Milano ottiene una vittoria comoda in campionato contro una Treviso che, a partire dal proprio allenatore, non ha nemmeno provato a contrastare la capolista e non si capisce, onestamente, cosa si sia presentata a fare, a parte il fatto che fosse costretta a farlo. Una partita senza storia nella quale gli ospiti hanno dato l’impressione di essere vivi solo quando hanno infilato una serie di triple nel terzo quarto o hanno beneficiato di alcune chiamate o non chiamate arbitrali a loro favore nel primo tempo. Ma non poteva bastare per impensierire Milano, e infatti non è bastato.

Quintetto Milano: Tarczewski, Ricci, Hall, Daniels, Shields
Quintetto Treviso: Russell, Bortolani, Sims, Dimsa, Akele

Messina lascia a riposo Rodriguez per questa gara di campionato che arriva dopo la dura trasferta russa. Anche il quintetto iniziale è inedito con la scelta di far partire Melli dalla panchina. Gli arbitri si fanno subito notare non vedendo, o facendo finta di non vedere, una clamorosa trattenuta di Sims su Ricci a rimbalzo, e in generale la partita è strapiena di errori, soprattutto al tiro, e tatticamente c’è molta improvvisazione. Quasi comico è il momento in cui Tarczewski non si rende conto di essere marcato da Dimsa vicino a canestro e tutto il pubblico glielo deve urlare, mentre è tragico l’errore dello stesso pivot milanese quando, solissimo, stacca troppo indietro e non riesce a schiacciare. Si arriva a metà quarto sull’8-7, con la qualità del gioco che un po’ migliora, se non altro dal punto di vista delle letture. Treviso sembra davvero non avere uno straccio di game plan e di andare avanti a caso, mentre per Milano sembra più o meno lo stesso, ma chi è in campo legge bene le situazioni e costruisce buoni tiri, che tra l’altro entrano.
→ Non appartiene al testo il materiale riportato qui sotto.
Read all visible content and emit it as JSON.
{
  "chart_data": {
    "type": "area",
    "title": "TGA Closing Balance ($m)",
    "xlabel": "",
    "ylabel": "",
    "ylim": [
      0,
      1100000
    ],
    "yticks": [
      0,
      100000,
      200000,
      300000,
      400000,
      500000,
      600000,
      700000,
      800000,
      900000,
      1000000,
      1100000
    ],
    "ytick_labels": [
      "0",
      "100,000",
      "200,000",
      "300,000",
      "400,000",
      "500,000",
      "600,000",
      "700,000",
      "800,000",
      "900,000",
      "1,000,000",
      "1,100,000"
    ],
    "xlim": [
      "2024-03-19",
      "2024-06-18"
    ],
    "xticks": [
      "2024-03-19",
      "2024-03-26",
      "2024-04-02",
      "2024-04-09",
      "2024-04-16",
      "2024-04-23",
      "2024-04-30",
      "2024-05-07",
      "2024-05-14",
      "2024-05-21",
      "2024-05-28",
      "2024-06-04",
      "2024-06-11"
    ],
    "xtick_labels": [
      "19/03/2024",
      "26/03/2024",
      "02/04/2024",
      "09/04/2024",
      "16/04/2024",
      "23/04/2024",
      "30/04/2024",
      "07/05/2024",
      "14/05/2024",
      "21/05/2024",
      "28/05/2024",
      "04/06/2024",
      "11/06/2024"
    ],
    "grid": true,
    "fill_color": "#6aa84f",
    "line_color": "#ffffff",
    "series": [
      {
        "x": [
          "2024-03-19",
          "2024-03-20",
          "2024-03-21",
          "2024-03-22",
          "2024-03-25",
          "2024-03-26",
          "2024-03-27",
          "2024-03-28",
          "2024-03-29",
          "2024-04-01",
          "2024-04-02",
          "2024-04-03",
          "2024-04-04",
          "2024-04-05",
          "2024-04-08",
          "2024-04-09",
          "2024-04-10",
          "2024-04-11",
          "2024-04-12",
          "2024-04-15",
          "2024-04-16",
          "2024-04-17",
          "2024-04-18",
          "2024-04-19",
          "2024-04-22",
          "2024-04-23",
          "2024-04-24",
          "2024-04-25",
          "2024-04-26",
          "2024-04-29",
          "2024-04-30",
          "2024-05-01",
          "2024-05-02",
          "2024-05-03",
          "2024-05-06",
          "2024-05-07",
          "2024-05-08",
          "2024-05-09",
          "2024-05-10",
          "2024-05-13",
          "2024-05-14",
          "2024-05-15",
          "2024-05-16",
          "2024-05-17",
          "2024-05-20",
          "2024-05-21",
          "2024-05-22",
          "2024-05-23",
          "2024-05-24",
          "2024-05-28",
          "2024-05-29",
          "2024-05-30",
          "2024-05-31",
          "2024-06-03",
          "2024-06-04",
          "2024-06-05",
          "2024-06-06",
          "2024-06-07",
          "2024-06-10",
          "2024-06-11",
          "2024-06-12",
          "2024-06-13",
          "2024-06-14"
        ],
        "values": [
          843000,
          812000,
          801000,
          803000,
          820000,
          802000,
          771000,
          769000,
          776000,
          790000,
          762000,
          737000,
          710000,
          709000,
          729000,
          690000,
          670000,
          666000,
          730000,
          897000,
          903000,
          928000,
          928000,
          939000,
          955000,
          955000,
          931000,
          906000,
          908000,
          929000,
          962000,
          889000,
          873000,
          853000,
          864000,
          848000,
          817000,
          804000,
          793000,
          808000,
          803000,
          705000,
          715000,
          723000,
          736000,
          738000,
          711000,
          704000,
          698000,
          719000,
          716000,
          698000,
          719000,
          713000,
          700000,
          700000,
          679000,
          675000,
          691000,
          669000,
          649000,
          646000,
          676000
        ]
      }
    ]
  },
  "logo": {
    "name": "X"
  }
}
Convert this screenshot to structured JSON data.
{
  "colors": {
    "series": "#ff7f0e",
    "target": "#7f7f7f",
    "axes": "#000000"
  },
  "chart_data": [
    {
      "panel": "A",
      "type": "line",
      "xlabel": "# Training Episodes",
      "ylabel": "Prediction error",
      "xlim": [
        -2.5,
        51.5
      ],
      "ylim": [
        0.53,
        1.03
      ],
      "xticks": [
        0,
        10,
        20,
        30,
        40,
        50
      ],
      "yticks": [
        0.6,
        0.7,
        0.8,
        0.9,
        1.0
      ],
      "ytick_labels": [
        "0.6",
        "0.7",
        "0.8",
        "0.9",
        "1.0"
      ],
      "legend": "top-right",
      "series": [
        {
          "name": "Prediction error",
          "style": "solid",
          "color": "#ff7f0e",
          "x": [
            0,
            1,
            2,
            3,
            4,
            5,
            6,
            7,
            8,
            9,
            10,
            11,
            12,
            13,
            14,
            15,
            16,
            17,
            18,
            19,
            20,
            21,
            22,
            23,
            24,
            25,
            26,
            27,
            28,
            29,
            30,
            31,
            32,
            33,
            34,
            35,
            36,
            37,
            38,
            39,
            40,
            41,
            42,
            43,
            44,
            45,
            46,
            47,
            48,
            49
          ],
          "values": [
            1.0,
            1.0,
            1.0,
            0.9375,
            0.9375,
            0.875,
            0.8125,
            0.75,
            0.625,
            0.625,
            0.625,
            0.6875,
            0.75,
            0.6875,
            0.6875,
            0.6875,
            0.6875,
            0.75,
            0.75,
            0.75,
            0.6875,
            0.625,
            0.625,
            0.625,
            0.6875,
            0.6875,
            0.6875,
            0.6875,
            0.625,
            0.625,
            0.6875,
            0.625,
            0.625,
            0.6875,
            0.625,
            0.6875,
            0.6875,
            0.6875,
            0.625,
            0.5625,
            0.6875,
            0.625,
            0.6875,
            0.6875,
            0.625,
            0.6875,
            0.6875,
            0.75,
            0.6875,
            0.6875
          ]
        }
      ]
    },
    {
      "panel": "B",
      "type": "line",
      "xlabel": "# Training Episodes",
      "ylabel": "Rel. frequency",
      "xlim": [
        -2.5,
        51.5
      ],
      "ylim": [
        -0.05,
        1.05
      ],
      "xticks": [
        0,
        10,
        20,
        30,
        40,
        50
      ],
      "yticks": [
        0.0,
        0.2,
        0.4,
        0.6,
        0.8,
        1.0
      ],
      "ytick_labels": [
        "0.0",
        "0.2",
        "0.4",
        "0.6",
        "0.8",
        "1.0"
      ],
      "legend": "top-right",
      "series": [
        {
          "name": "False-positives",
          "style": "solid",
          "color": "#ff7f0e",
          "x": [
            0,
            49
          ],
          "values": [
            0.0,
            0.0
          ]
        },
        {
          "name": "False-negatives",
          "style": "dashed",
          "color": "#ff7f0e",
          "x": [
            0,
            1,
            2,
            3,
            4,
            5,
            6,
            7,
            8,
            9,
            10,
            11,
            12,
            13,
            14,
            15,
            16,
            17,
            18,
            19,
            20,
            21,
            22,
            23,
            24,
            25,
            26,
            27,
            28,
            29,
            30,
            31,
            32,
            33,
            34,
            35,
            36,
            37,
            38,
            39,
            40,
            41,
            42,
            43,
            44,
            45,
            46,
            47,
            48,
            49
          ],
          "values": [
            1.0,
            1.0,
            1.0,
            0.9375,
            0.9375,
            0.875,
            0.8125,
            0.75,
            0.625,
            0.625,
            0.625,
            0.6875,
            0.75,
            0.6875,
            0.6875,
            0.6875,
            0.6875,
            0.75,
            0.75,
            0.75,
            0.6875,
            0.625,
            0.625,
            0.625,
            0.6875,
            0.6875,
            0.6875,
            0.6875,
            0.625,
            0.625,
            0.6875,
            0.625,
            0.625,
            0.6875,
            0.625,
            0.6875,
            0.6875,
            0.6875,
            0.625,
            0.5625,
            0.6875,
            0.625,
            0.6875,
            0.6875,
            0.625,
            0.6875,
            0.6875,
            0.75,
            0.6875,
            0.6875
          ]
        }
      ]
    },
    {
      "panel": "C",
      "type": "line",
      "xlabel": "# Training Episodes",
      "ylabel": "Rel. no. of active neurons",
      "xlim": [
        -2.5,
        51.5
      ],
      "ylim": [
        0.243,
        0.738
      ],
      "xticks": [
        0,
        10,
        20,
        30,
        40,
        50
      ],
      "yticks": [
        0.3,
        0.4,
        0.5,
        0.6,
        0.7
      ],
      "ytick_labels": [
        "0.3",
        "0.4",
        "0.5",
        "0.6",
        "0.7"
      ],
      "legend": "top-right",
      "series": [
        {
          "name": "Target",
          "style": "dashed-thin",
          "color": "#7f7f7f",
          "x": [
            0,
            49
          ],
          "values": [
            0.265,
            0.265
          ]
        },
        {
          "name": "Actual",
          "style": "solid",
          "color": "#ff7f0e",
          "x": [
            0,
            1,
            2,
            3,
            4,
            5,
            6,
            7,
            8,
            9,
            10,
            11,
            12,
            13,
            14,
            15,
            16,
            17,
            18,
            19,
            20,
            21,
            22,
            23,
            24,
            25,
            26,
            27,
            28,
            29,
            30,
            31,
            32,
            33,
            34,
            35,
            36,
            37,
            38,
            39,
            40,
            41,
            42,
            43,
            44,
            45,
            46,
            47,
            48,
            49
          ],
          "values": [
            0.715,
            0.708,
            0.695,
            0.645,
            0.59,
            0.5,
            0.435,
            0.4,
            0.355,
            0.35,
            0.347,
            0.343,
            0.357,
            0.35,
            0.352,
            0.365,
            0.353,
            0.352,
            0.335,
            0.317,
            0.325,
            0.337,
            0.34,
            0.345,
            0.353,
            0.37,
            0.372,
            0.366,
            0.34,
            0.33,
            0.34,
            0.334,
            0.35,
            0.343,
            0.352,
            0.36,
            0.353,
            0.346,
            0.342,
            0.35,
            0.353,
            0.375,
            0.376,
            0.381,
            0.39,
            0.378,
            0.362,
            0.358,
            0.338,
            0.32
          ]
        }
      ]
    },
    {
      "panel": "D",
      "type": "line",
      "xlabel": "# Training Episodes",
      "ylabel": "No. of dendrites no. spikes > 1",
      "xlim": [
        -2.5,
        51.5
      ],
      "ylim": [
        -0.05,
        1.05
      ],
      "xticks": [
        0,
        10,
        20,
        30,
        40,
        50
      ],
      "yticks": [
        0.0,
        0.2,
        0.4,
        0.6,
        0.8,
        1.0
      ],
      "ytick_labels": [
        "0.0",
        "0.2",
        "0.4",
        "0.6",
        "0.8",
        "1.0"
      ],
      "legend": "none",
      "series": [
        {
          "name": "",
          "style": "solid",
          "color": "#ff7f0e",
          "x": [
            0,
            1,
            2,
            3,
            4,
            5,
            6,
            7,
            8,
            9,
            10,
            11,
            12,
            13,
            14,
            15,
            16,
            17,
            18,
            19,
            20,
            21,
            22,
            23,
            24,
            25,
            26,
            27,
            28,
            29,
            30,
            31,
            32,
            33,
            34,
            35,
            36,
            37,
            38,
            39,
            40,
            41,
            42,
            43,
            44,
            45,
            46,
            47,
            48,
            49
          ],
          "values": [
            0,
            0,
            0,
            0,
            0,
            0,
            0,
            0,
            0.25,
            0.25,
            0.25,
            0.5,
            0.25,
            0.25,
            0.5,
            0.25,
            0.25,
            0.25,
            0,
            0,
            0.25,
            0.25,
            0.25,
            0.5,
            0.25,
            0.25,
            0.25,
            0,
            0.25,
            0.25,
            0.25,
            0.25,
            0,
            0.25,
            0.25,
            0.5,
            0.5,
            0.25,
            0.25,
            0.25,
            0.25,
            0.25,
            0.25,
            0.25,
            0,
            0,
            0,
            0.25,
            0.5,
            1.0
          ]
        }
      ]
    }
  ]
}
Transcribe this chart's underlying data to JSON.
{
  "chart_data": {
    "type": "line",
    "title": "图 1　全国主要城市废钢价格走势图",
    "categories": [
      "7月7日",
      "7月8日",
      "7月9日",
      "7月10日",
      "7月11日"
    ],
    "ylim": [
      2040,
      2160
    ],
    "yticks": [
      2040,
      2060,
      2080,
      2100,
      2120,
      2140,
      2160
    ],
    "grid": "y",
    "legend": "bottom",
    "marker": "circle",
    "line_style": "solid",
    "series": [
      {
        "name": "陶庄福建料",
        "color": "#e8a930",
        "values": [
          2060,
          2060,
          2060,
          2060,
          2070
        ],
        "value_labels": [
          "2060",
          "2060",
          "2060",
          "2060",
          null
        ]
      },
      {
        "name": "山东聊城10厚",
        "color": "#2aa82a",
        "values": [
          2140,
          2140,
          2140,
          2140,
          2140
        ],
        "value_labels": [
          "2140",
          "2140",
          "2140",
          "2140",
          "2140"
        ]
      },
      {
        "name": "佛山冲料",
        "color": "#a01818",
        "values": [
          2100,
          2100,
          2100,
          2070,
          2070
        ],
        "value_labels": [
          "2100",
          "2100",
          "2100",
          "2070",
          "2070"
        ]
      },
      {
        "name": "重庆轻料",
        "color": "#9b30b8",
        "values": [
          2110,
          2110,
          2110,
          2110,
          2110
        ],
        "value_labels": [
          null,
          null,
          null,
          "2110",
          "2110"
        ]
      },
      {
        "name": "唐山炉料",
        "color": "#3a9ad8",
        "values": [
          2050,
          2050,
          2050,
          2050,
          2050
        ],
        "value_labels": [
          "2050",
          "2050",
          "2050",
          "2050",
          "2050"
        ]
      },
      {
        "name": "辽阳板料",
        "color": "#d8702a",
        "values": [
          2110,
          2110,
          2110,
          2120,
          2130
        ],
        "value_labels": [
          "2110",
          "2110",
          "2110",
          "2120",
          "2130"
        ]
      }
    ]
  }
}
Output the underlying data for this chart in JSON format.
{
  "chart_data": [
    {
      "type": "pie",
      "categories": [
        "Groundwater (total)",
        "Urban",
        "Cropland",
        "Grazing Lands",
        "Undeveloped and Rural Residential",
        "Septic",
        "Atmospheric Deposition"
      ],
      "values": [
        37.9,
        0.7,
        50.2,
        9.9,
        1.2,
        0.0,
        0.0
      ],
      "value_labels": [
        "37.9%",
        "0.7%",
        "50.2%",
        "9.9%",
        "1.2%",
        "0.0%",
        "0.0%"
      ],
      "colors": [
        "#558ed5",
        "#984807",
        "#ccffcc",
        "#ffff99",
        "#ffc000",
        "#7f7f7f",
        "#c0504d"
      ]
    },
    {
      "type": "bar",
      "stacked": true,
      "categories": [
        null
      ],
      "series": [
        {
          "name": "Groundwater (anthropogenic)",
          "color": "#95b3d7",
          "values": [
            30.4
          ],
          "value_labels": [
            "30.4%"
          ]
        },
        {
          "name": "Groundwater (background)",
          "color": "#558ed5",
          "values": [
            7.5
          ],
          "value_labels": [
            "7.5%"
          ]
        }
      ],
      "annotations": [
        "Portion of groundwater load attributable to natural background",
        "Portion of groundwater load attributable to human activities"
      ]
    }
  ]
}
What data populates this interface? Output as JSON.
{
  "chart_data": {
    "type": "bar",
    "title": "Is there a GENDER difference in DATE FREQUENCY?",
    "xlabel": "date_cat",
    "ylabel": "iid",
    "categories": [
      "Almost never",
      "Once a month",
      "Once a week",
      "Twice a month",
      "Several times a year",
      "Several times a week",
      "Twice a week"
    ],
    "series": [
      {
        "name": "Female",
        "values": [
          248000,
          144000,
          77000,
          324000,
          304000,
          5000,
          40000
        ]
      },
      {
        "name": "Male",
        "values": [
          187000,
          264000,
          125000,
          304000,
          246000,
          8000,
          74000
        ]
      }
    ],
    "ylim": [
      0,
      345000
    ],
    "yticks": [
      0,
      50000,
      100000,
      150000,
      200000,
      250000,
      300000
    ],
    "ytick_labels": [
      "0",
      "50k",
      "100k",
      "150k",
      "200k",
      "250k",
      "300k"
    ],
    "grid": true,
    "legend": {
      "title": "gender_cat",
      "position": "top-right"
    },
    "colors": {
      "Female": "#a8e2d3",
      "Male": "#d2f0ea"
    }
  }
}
Arriva così il 15-7, che significa parziale di 9-0, e anche se Imbrò lo interrompe con una tripla, la sensazione è che sia troppo facile per l’attacco di Milano trovare dei mismatch e sfruttarli. Ad esempio, Datome marcato da Casarin non si può proprio vedere, è ovvio che Gigi può fare quello che vuole e infatti lo fa, e lo stesso si può dire di Shields marcato da Imbrò. Il quarto si chiude con un eloquente 24-12.

olimpia milano flickr

Visto che Casarin su Datome e Imbrò su Shields fanno entrambi ridere i polli, Menetti inizia il secondo quarto con una mossa geniale, ovvero… Imbrò su Datome. Basterebbe davvero questo per far capire che gli ospiti, a partire dal loro coach, non ci stanno nemmeno provando, e a questo punto stupisce che Messina non dia minuti a Biligha e Alviti, tanto, appunto, gli avversari se ne stanno più o meno fregando. Giusto gli arbitri riescono, con i loro non fischi assurdi (del resto lo abbiamo visto tutti Paternicò con Tonut) a mantenere un filino di vita in una partita sostanzialmente morta. Treviso prova a fare un po’ di pressing, e in effetti, con meno tempo per poter leggere la difesa, Milano rallenta un po’ ma arriva a metà quarto con ancora un tranquillo 32-18. La gara, in questa fase, è la sagra delle palle perse, e lo spettacolo in campo è oltremodo desolante. Messina continua a lasciare sul pino Biligha e Alviti, che difficilmente potrebbero abbassare il livello di gioco di Milano e della partita in generale, e senza che succeda niente di davvero rilevante, si arriva all’intervallo lungo sul 43-25.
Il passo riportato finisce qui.